If the pro-senate faction believes Tsvangirai is a dictator in the making, and is unwise and uneducated because he has flouted the MDC constitution, the same can be said about the dictatorial and oppressive tendencies of the MDC Constitution which rejects a person’s right to be directed by the pangs of his conscience, whether he is in the majority or not. Fortunately in this case, Tsvangirai’s conscience speaks to the majority of the population, and that of the pro-senate faction is still to be tested at grassroots level. Recent events have shown that it is now a wobbly pro-senate faction that is threatening to take more than half of the MDC membership to court in order to insist on its discredited, and rejected politics of elitism and tribalism.

Retreating to Bulawayo as a place of bitter memory in order to score points is in itself one way of playing tired politics. Zanu PF tried in the past twenty years to cool the pain of Matabeleland by promising Zambezi water, and recently by donating computers to schools, but the Matebeleland vote still eludes them. The pro-senate faction is aware of the elusiveness and bitterness of the Bulawayo vote, and would like to split the MDC party in such a way that Matebeleland remains forever quarantined, hounded and marginalized by frustrated politicians desperate to sign Unity Accords with them. For as long as the pro-senate faction holds Matebeleland hostage, that part of the country will forever remain a Ndebele space, and not a national space. It will forever be oppressed by the sentimental politics of always being regarded as the mourned ones, without real value being delivered in terms of development and national integration. There is need to develop a broader, trans-ethnic vision of history, which recognizes that forces that unleashed Gukurahundi on Matebeleland in the 1980s, are the same ones that unleashed Operation Murambatsvina across the country in 2005. Retreating and restricting politics to the hurts of one geographic space will miss the broader links that are important for the democratic struggle.

Bulawayo people should reject people who speak into their pain, and feed on the fodder of the painful past, in order to get seats in the discredited and impoverishing senate, or ministerial posts as a result of political handshakes and compromises. What we are seeing in the pro-senate lobby is real battle fatigue and a politics of accommodation. They would rather rest sooner than continue with the painful struggle to realize the highest possible moral and political standards in Zimbabwe. I do believe that those who seem to think that the break up of the MDC at this stage is the darkest hour of democracy are rather too squeamish. Zapu went through this, and Zanu was born. Zanu Pf still struggles with factionalism, but it does not stop it from ruling, whether you agree with how it rules or not. Why should being in the MDC be so romantic, rosy and buddy-buddy?

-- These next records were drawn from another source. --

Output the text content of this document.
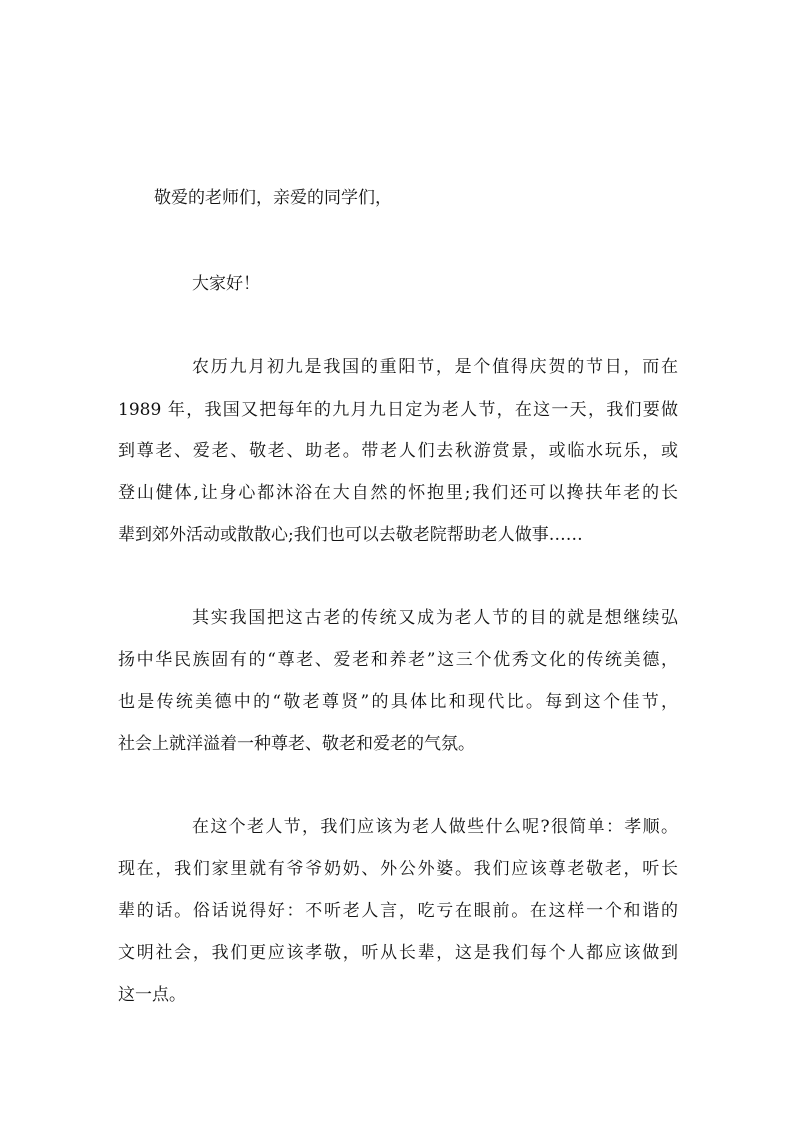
敬爱的老师们，亲爱的同学们，
大家好！
农历九月初九是我国的重阳节，是个值得庆贺的节日，而在
1989 年，我国又把每年的九月九日定为老人节，在这一天，我们要做
到尊老、爱老、敬老、助老。带老人们去秋游赏景，或临水玩乐，或
登山健体,让身心都沐浴在大自然的怀抱里;我们还可以搀扶年老的长
辈到郊外活动或散散心;我们也可以去敬老院帮助老人做事……
其实我国把这古老的传统又成为老人节的目的就是想继续弘
扬中华民族固有的“尊老、爱老和养老”这三个优秀文化的传统美德，
也是传统美德中的“敬老尊贤”的具体比和现代比。每到这个佳节，
社会上就洋溢着一种尊老、敬老和爱老的气氛。
在这个老人节，我们应该为老人做些什么呢?很简单：孝顺。
现在，我们家里就有爷爷奶奶、外公外婆。我们应该尊老敬老，听长
辈的话。俗话说得好：不听老人言，吃亏在眼前。在这样一个和谐的
文明社会，我们更应该孝敬，听从长辈，这是我们每个人都应该做到
这一点。
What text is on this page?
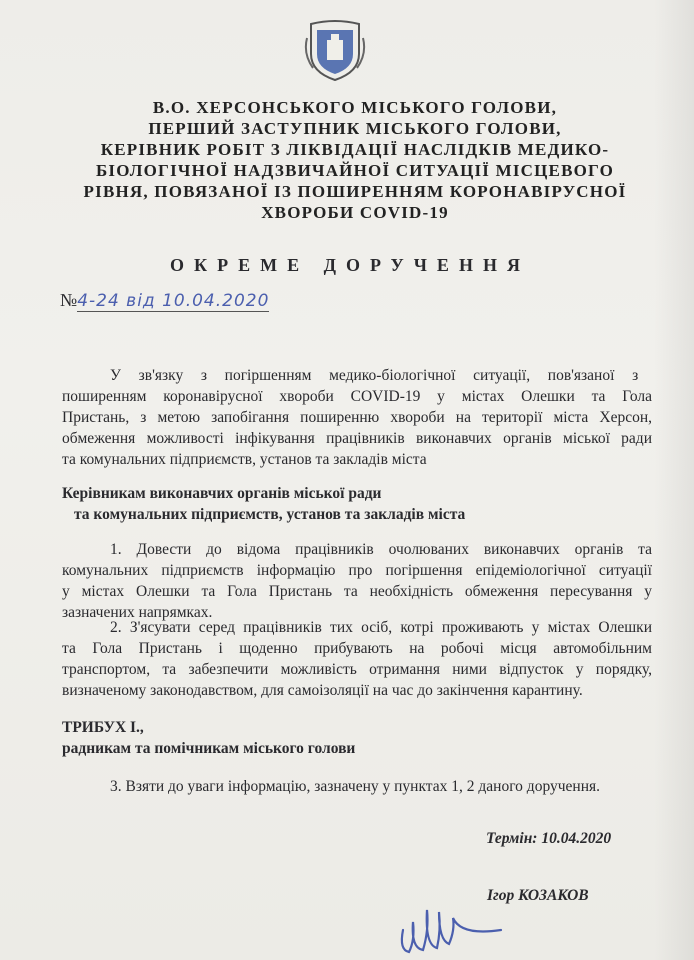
В.О. ХЕРСОНСЬКОГО МІСЬКОГО ГОЛОВИ,
ПЕРШИЙ ЗАСТУПНИК МІСЬКОГО ГОЛОВИ,
КЕРІВНИК РОБІТ З ЛІКВІДАЦІЇ НАСЛІДКІВ МЕДИКО-
БІОЛОГІЧНОЇ НАДЗВИЧАЙНОЇ СИТУАЦІЇ МІСЦЕВОГО
РІВНЯ, ПОВЯЗАНОЇ ІЗ ПОШИРЕННЯМ КОРОНАВІРУСНОЇ
ХВОРОБИ COVID-19
ОКРЕМЕ ДОРУЧЕННЯ
№4-24 від 10.04.2020
У зв'язку з погіршенням медико-біологічної ситуації, пов'язаної з
поширенням коронавірусної хвороби COVID-19 у містах Олешки та Гола
Пристань, з метою запобігання поширенню хвороби на території міста Херсон,
обмеження можливості інфікування працівників виконавчих органів міської ради
та комунальних підприємств, установ та закладів міста
Керівникам виконавчих органів міської ради
та комунальних підприємств, установ та закладів міста
1. Довести до відома працівників очолюваних виконавчих органів та
комунальних підприємств інформацію про погіршення епідеміологічної ситуації
у містах Олешки та Гола Пристань та необхідність обмеження пересування у
зазначених напрямках.
2. З'ясувати серед працівників тих осіб, котрі проживають у містах Олешки
та Гола Пристань і щоденно прибувають на робочі місця автомобільним
транспортом, та забезпечити можливість отримання ними відпусток у порядку,
визначеному законодавством, для самоізоляції на час до закінчення карантину.
ТРИБУХ І.,
радникам та помічникам міського голови
3. Взяти до уваги інформацію, зазначену у пунктах 1, 2 даного доручення.
Термін: 10.04.2020
Ігор КОЗАКОВ
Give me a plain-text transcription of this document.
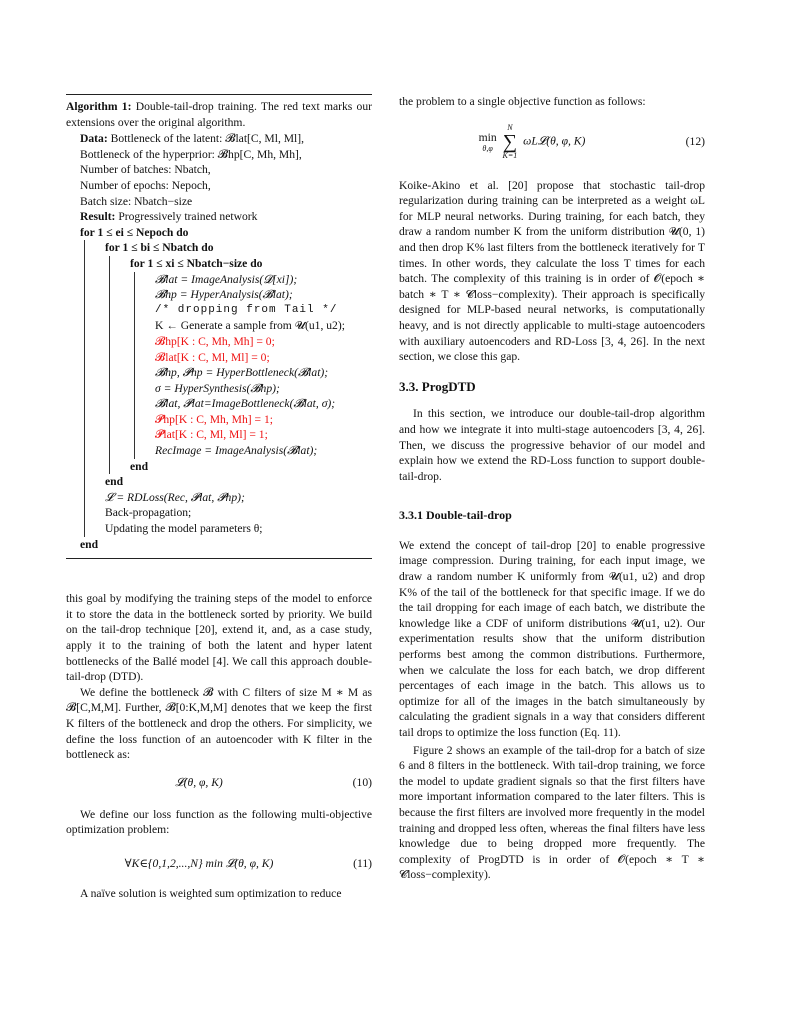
Algorithm 1: Double-tail-drop training. The red text marks our extensions over the original algorithm.
Data: Bottleneck of the latent: 𝓑lat[C, Ml, Ml],
Bottleneck of the hyperprior: 𝓑hp[C, Mh, Mh],
Number of batches: Nbatch,
Number of epochs: Nepoch,
Batch size: Nbatch−size
Result: Progressively trained network
for 1 ≤ ei ≤ Nepoch do
for 1 ≤ bi ≤ Nbatch do
for 1 ≤ xi ≤ Nbatch−size do
𝓑lat = ImageAnalysis(𝓓[xi]);
𝓑hp = HyperAnalysis(𝓑lat);
/* dropping from Tail */
K ← Generate a sample from 𝓤(u1, u2);
𝓑hp[K : C, Mh, Mh] = 0;
𝓑lat[K : C, Ml, Ml] = 0;
𝓑hp, 𝓟hp = HyperBottleneck(𝓑lat);
σ = HyperSynthesis(𝓑hp);
𝓑lat, 𝓟lat=ImageBottleneck(𝓑lat, σ);
𝓟hp[K : C, Mh, Mh] = 1;
𝓟lat[K : C, Ml, Ml] = 1;
RecImage = ImageAnalysis(𝓑lat);
end
end
𝓛 = RDLoss(Rec, 𝓟lat, 𝓟hp);
Back-propagation;
Updating the model parameters θ;
end

this goal by modifying the training steps of the model to enforce it to store the data in the bottleneck sorted by priority. We build on the tail-drop technique [20], extend it, and, as a case study, apply it to the training of both the latent and hyper latent bottlenecks of the Ballé model [4]. We call this approach double-tail-drop (DTD).

We define the bottleneck 𝓑 with C filters of size M ∗ M as 𝓑[C,M,M]. Further, 𝓑[0:K,M,M] denotes that we keep the first K filters of the bottleneck and drop the others. For simplicity, we define the loss function of an autoencoder with K filter in the bottleneck as:

𝓛(θ, φ, K)	(10)

We define our loss function as the following multi-objective optimization problem:

∀K∈{0,1,2,...,N} min 𝓛(θ, φ, K)	(11)

A naïve solution is weighted sum optimization to reduce

the problem to a single objective function as follows:

min
θ,φ

N
∑
K=1
ωL𝓛(θ, φ, K)	(12)

Koike-Akino et al. [20] propose that stochastic tail-drop regularization during training can be interpreted as a weight ωL for MLP neural networks. During training, for each batch, they draw a random number K from the uniform distribution 𝓤(0, 1) and then drop K% last filters from the bottleneck iteratively for T times. In other words, they calculate the loss T times for each batch. The complexity of this training is in order of 𝓞(epoch ∗ batch ∗ T ∗ 𝓒loss−complexity). Their approach is specifically designed for MLP-based neural networks, is computationally heavy, and is not directly applicable to multi-stage autoencoders with auxiliary autoencoders and RD-Loss [3, 4, 26]. In the next section, we close this gap.

3.3. ProgDTD

In this section, we introduce our double-tail-drop algorithm and how we integrate it into multi-stage autoencoders [3, 4, 26]. Then, we discuss the progressive behavior of our model and explain how we extend the RD-Loss function to support double-tail-drop.

3.3.1 Double-tail-drop

We extend the concept of tail-drop [20] to enable progressive image compression. During training, for each input image, we draw a random number K uniformly from 𝓤(u1, u2) and drop K% of the tail of the bottleneck for that specific image. If we do the tail dropping for each image of each batch, we distribute the knowledge like a CDF of uniform distributions 𝓤(u1, u2). Our experimentation results show that the uniform distribution performs best among the common distributions. Furthermore, when we calculate the loss for each batch, we drop different percentages of each image in the batch. This allows us to optimize for all of the images in the batch simultaneously by calculating the gradient signals in a way that considers different tail drops to optimize the loss function (Eq. 11).

Figure 2 shows an example of the tail-drop for a batch of size 6 and 8 filters in the bottleneck. With tail-drop training, we force the model to update gradient signals so that the first filters have more important information compared to the later filters. This is because the first filters are involved more frequently in the model training and dropped less often, whereas the final filters have less knowledge due to being dropped more frequently. The complexity of ProgDTD is in order of 𝓞(epoch ∗ T ∗ 𝓒loss−complexity).
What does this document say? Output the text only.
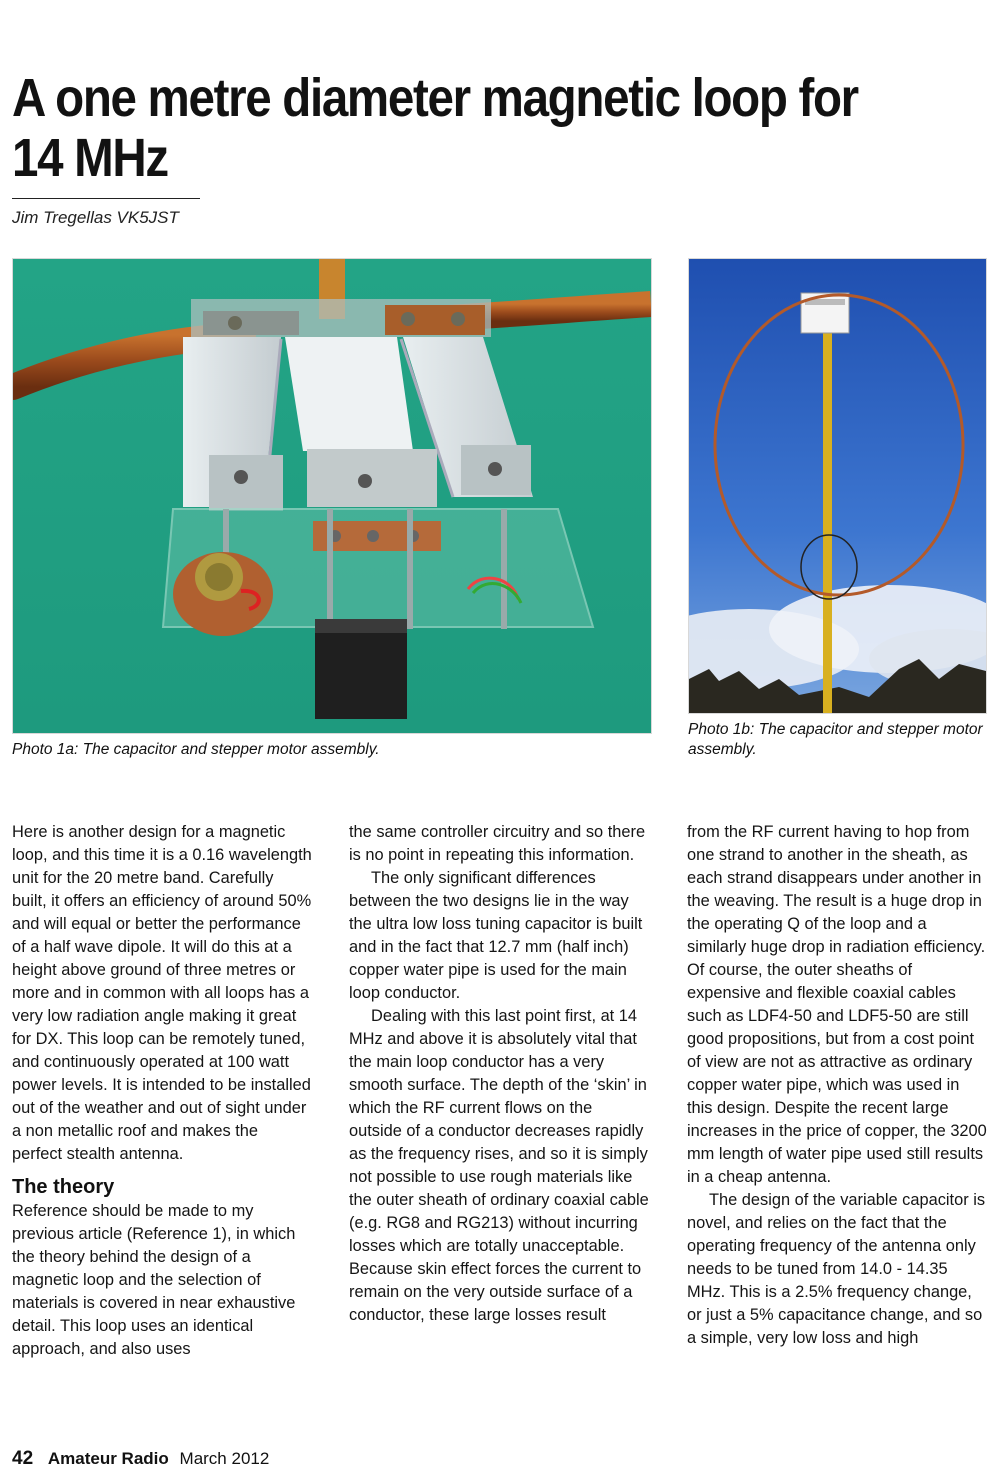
A one metre diameter magnetic loop for 14 MHz
Jim Tregellas VK5JST
Photo 1a: The capacitor and stepper motor assembly.
Photo 1b: The capacitor and stepper motor assembly.

Here is another design for a magnetic loop, and this time it is a 0.16 wavelength unit for the 20 metre band. Carefully built, it offers an efficiency of around 50% and will equal or better the performance of a half wave dipole. It will do this at a height above ground of three metres or more and in common with all loops has a very low radiation angle making it great for DX. This loop can be remotely tuned, and continuously operated at 100 watt power levels. It is intended to be installed out of the weather and out of sight under a non metallic roof and makes the perfect stealth antenna.

The theory

Reference should be made to my previous article (Reference 1), in which the theory behind the design of a magnetic loop and the selection of materials is covered in near exhaustive detail. This loop uses an identical approach, and also uses

the same controller circuitry and so there is no point in repeating this information.

The only significant differences between the two designs lie in the way the ultra low loss tuning capacitor is built and in the fact that 12.7 mm (half inch) copper water pipe is used for the main loop conductor.

Dealing with this last point first, at 14 MHz and above it is absolutely vital that the main loop conductor has a very smooth surface. The depth of the ‘skin’ in which the RF current flows on the outside of a conductor decreases rapidly as the frequency rises, and so it is simply not possible to use rough materials like the outer sheath of ordinary coaxial cable (e.g. RG8 and RG213) without incurring losses which are totally unacceptable. Because skin effect forces the current to remain on the very outside surface of a conductor, these large losses result

from the RF current having to hop from one strand to another in the sheath, as each strand disappears under another in the weaving. The result is a huge drop in the operating Q of the loop and a similarly huge drop in radiation efficiency. Of course, the outer sheaths of expensive and flexible coaxial cables such as LDF4-50 and LDF5-50 are still good propositions, but from a cost point of view are not as attractive as ordinary copper water pipe, which was used in this design. Despite the recent large increases in the price of copper, the 3200 mm length of water pipe used still results in a cheap antenna.

The design of the variable capacitor is novel, and relies on the fact that the operating frequency of the antenna only needs to be tuned from 14.0 - 14.35 MHz. This is a 2.5% frequency change, or just a 5% capacitance change, and so a simple, very low loss and high

42 Amateur Radio March 2012
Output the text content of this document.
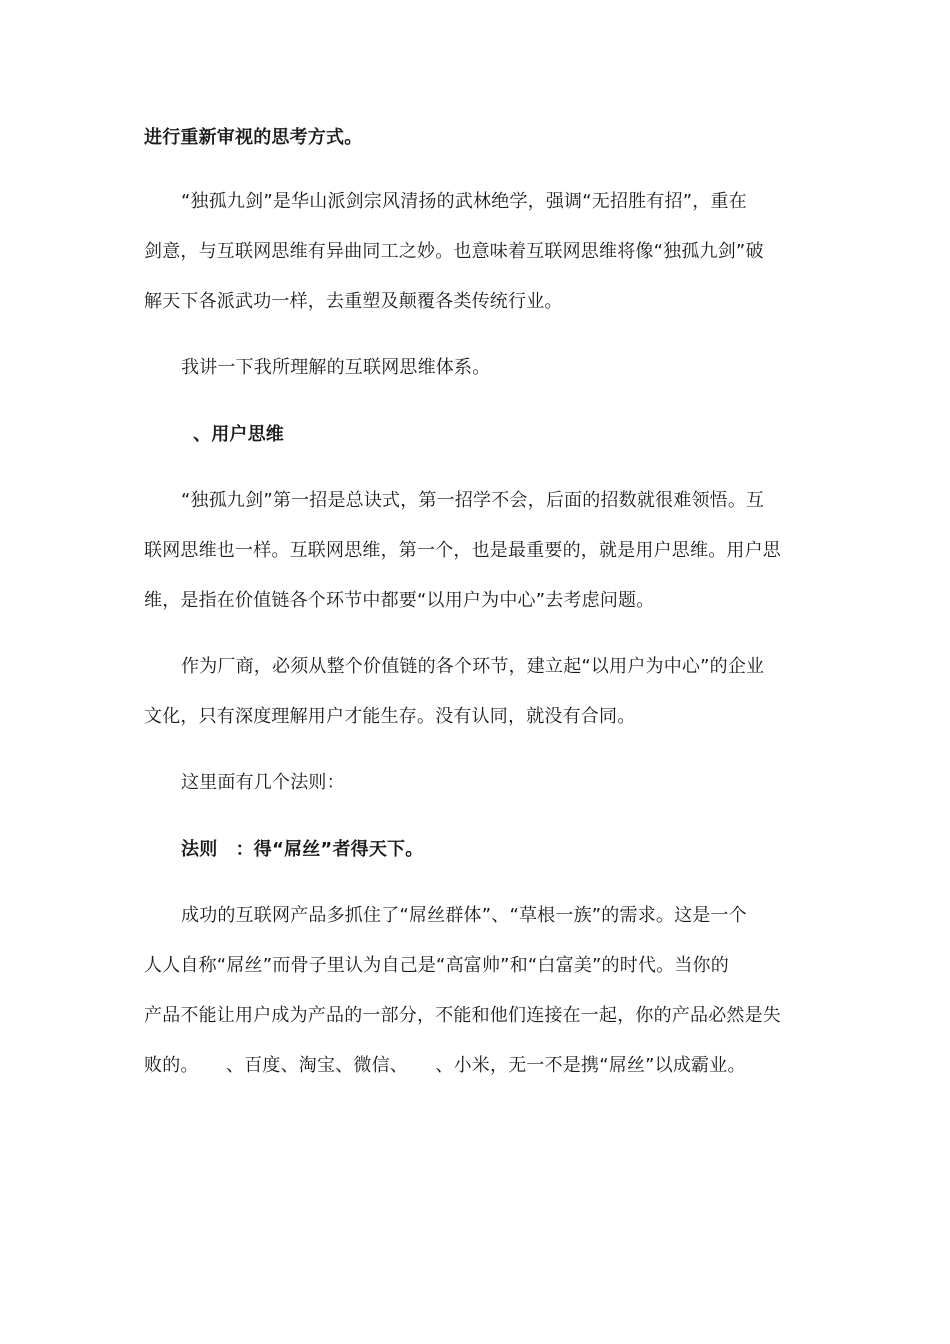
进行重新审视的思考方式。
“独孤九剑”是华山派剑宗风清扬的武林绝学，强调“无招胜有招”，重在
剑意，与互联网思维有异曲同工之妙。也意味着互联网思维将像“独孤九剑”破
解天下各派武功一样，去重塑及颠覆各类传统行业。
我讲一下我所理解的互联网思维体系。
、用户思维
“独孤九剑”第一招是总诀式，第一招学不会，后面的招数就很难领悟。互
联网思维也一样。互联网思维，第一个，也是最重要的，就是用户思维。用户思
维，是指在价值链各个环节中都要“以用户为中心”去考虑问题。
作为厂商，必须从整个价值链的各个环节，建立起“以用户为中心”的企业
文化，只有深度理解用户才能生存。没有认同，就没有合同。
这里面有几个法则：
法则　：得“屌丝”者得天下。
成功的互联网产品多抓住了“屌丝群体”、“草根一族”的需求。这是一个
人人自称“屌丝”而骨子里认为自己是“高富帅”和“白富美”的时代。当你的
产品不能让用户成为产品的一部分，不能和他们连接在一起，你的产品必然是失
败的。　　、百度、淘宝、微信、　　、小米，无一不是携“屌丝”以成霸业。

History has its own ways of correcting, and even repeating its own anomalies. The break up should be welcome as an early-warning system, even a cleansing process, well before another presidential election. It could have been worse if Zimbabweans had suddenly found themselves ruled by a bunch of people who brandish the constitution, however immoral it might be, as if it is all there is to life and politics. Whichever MDC faction will come on top of the situation, will now have the opportunity to refine and redefine its mandate and politics, and come to the common market begging for votes. Only in this regard is it pertinent to ask whether Tsvangirai has finally become his own man.